When Shostakovich's fledgling opera The Nose was first previewed "in concert" back in 1929, the 23-year-old composer predicted that his action-packed satire would run at only "10 per cent of its potential".

When Shostakovich's fledgling opera The Nose was first previewed "in concert" back in 1929, the 23-year-old composer predicted that his action-packed satire would run at only "10 per cent of its potential". Valery Gergiev's Kirov Opera managed a significant advance on that estimate when it dragged the piece kicking and screaming into the Barbican last weekend. For starters, this huge company show (some 50 solo roles) was staged at the Mariinsky Theatre only last year, and even with the sets and costumes safely packed away back in St Petersburg, this is one production that was never going to lie down. To describe The Nose as a running gag might seem like a pun too far, but that's exactly what it is.

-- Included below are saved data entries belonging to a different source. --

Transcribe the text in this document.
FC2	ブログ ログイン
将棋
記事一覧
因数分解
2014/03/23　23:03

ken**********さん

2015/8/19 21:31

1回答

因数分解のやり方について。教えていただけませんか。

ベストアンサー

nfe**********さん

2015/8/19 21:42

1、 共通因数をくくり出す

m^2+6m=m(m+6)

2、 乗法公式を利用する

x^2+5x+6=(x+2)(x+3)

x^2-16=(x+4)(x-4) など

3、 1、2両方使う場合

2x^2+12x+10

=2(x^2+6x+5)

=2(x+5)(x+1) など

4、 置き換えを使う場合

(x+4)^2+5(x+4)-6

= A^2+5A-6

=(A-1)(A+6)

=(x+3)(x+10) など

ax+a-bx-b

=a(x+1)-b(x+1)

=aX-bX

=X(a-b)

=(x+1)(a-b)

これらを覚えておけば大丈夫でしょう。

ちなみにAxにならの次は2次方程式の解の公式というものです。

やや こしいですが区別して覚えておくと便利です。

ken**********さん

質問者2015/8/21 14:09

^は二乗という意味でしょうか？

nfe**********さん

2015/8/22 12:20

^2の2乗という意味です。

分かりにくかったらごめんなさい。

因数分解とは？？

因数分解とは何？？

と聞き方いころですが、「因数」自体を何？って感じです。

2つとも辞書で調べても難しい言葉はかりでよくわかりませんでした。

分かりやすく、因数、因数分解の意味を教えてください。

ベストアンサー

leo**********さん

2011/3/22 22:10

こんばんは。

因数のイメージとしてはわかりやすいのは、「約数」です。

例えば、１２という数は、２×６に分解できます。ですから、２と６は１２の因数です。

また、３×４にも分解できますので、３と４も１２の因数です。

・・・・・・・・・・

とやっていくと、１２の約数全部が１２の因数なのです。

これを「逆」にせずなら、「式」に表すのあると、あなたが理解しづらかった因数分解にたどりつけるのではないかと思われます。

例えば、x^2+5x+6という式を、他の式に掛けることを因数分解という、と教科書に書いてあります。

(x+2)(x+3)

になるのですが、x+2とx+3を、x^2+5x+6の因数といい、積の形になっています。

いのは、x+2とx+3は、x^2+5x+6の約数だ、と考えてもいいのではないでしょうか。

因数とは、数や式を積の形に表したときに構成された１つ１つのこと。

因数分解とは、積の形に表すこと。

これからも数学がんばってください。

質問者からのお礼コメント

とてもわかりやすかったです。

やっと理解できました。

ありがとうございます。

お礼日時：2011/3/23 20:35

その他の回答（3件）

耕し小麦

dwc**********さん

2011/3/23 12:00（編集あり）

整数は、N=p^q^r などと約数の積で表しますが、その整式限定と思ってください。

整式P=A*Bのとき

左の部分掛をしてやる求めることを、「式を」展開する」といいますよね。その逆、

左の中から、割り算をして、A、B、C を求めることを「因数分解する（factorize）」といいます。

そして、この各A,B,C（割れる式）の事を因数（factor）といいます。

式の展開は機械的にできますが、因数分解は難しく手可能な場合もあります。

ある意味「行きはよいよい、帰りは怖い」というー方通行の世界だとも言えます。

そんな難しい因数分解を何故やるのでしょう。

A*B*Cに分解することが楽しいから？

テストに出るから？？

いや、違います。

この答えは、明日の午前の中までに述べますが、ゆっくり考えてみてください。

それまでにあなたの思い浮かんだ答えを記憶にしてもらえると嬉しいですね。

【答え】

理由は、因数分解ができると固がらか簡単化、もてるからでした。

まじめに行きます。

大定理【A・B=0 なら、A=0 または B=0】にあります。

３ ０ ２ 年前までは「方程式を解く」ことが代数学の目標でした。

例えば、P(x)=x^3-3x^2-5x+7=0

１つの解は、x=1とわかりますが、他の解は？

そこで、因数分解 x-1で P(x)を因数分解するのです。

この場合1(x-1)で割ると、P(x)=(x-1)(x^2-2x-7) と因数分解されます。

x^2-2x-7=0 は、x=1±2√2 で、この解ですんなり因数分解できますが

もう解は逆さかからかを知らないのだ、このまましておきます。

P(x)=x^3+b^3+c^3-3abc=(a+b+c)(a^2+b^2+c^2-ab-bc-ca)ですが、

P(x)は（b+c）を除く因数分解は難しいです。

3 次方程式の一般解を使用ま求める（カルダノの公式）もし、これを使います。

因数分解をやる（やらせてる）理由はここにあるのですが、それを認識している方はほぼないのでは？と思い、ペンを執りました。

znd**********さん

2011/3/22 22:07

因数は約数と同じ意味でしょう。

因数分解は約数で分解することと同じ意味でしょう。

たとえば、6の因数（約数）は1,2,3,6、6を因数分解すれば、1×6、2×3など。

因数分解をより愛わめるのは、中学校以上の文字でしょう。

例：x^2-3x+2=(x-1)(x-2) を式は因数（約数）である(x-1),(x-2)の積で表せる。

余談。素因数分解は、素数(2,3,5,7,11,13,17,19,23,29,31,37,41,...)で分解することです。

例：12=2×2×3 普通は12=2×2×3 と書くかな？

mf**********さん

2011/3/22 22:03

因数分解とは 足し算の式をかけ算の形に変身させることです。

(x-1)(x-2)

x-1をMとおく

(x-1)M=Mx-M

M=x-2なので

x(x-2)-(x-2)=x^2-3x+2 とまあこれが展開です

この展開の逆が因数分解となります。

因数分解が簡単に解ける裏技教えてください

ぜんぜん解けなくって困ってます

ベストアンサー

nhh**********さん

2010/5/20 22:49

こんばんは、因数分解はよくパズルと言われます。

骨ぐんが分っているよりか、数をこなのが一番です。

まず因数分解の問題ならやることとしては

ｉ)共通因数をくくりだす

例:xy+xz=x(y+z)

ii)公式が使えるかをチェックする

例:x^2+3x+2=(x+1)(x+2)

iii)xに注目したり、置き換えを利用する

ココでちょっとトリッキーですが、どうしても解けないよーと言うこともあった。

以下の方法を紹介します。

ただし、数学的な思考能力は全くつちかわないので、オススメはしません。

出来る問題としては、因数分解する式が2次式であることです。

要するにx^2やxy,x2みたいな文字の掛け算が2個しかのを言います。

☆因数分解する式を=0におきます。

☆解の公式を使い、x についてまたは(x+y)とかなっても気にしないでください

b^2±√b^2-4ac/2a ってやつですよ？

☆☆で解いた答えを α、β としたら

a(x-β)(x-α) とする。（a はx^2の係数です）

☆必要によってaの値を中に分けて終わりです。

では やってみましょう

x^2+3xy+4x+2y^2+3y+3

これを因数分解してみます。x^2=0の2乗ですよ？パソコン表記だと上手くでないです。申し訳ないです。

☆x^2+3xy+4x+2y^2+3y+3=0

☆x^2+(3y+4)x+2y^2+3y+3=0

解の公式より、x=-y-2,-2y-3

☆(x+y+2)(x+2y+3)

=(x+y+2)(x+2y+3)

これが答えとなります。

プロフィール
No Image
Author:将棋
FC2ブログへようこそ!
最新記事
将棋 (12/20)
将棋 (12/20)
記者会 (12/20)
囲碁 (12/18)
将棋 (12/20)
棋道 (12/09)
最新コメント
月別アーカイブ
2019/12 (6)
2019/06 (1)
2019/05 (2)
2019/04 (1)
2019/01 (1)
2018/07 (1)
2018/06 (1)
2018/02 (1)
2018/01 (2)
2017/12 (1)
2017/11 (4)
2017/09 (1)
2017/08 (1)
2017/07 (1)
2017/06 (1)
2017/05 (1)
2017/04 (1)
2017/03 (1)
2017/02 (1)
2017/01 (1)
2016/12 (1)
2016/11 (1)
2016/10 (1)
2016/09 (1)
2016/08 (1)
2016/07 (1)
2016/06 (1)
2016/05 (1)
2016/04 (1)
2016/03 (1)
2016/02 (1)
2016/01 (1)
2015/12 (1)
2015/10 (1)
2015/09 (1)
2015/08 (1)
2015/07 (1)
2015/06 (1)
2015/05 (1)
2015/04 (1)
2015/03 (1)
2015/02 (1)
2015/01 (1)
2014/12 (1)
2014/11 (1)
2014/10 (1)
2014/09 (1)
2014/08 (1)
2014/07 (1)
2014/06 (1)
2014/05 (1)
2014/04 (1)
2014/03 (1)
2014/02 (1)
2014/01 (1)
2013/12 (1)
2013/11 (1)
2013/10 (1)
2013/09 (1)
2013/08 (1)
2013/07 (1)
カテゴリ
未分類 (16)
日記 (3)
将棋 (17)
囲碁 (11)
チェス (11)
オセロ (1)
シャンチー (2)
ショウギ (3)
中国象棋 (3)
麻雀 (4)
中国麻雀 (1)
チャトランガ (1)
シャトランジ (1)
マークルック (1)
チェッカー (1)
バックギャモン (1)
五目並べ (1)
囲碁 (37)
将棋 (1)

Gogol came up with the story. A nose leaves the face of a petty official and struts around St Petersburg, masquerading as a state councillor. Chaos ensues. But the young, rebellious and utterly fearless Shostakovich saw in its swingeing satire the politics of Soviet Russia. Corruption, bureaucracy, brutality. And if you can't beat the system, try bucking it. So that's what he did. The trouble is, The Nose, for all its ear-popping audacity, is simply too much of a good thing. It's a natural one-gag, one-act piece stretched into three. And even with a company such as this one playing, singing and acting its socks off, the point is made and made again with ever-diminishing returns.

But, my goodness, its initial impact is hard to deny. It begins with a wonky attempt at a fugue as Ivan, the barber, arrives drunk at his shop to begin another day. He finds his client's nose in his breakfast roll. But even before Edem Umerov has staggered the great distance from dressing-room to centre stage, Shostakovich's orchestra has commented none too subtly on some of his less appealing bodily functions and the tone has lowered sufficiently for the show to hit the road. As I implied earlier, it does so running.

The first of its many tactical shocks is a rampaging solo percussion interlude, a demented gallop recycled from Shostakovich's one-time day job as a pianist for silent movies. The score for The Nose seems to have been fashioned in heated response to those jerky, speeded-up, images. It's a study in caricature. Everything is out of kilter, a series of musical exclamations with voices and instruments alike pitched way out of their natural range. In the orchestra, at opposite ends of the spectrum, piccolo and contrabassoon get to be stars; among the gallery of grotesques that make up the all-singing, all-dancing cast, the District Police Inspector shrieks incessantly in an inhumanly high-tenor tessitura. Andrei Popov was amazing in the role. But then so was every last member of this high-octane ensemble.

They certainly minimised the flaws in the piece while making a meal of its mockery. And, of course, flaws apart, it's amazing hearing Shostakovich's audacious talent in its rawest state.